De Stéphane Foucart, 416 pages, publié en 2014
Stéphane Foucart est journaliste scientifique pour le journal Le Monde. Il est spécialisé, notamment, dans les sciences de l’environnement.
La Fabrique du mensonge porte sur les mécanismes permettant aux entreprises d’utiliser la démarche scientifique à leur profit.
Ce livre fait l’objet d’une chronique en cinq parties. Cet article est la quatrième partie de la chronique.

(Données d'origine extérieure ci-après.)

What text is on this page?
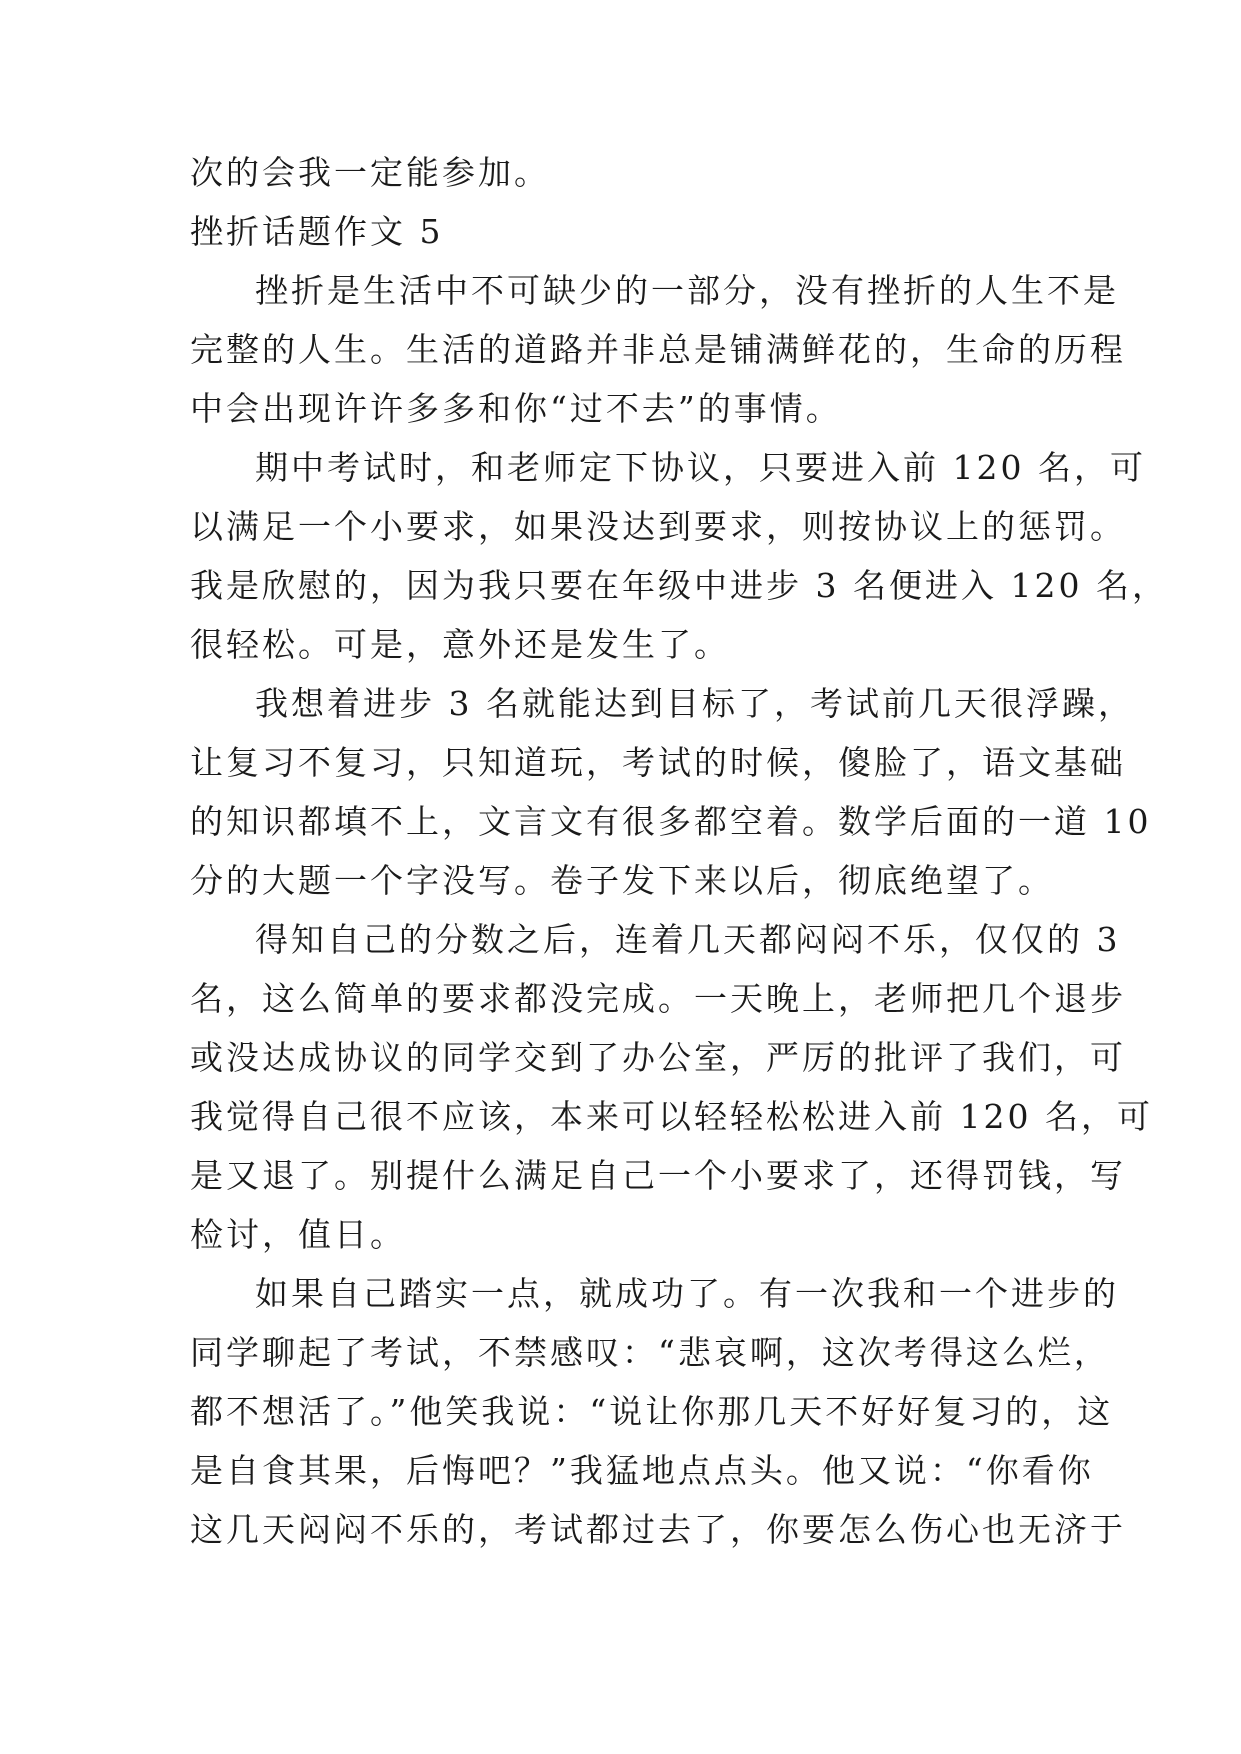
次的会我一定能参加。
挫折话题作文 5
挫折是生活中不可缺少的一部分，没有挫折的人生不是
完整的人生。生活的道路并非总是铺满鲜花的，生命的历程
中会出现许许多多和你“过不去”的事情。
期中考试时，和老师定下协议，只要进入前 120 名，可
以满足一个小要求，如果没达到要求，则按协议上的惩罚。
我是欣慰的，因为我只要在年级中进步 3 名便进入 120 名，
很轻松。可是，意外还是发生了。
我想着进步 3 名就能达到目标了，考试前几天很浮躁，
让复习不复习，只知道玩，考试的时候，傻脸了，语文基础
的知识都填不上，文言文有很多都空着。数学后面的一道 10
分的大题一个字没写。卷子发下来以后，彻底绝望了。
得知自己的分数之后，连着几天都闷闷不乐，仅仅的 3
名，这么简单的要求都没完成。一天晚上，老师把几个退步
或没达成协议的同学交到了办公室，严厉的批评了我们，可
我觉得自己很不应该，本来可以轻轻松松进入前 120 名，可
是又退了。别提什么满足自己一个小要求了，还得罚钱，写
检讨，值日。
如果自己踏实一点，就成功了。有一次我和一个进步的
同学聊起了考试，不禁感叹：“悲哀啊，这次考得这么烂，
都不想活了。”他笑我说：“说让你那几天不好好复习的，这
是自食其果，后悔吧？”我猛地点点头。他又说：“你看你
这几天闷闷不乐的，考试都过去了，你要怎么伤心也无济于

La première partie se trouve ici : Comment les industriels manipulent la science, selon Stéphane Foucart (1/5)
Quelques informations et points de vue intéressants, concernant la thématique « Santé des enfants et environnement »
Voici une liste d’informations et de points de vue issus du livre, en lien avec la thématique « Santé des enfants et environnement », et que je souhaite partager avec vous.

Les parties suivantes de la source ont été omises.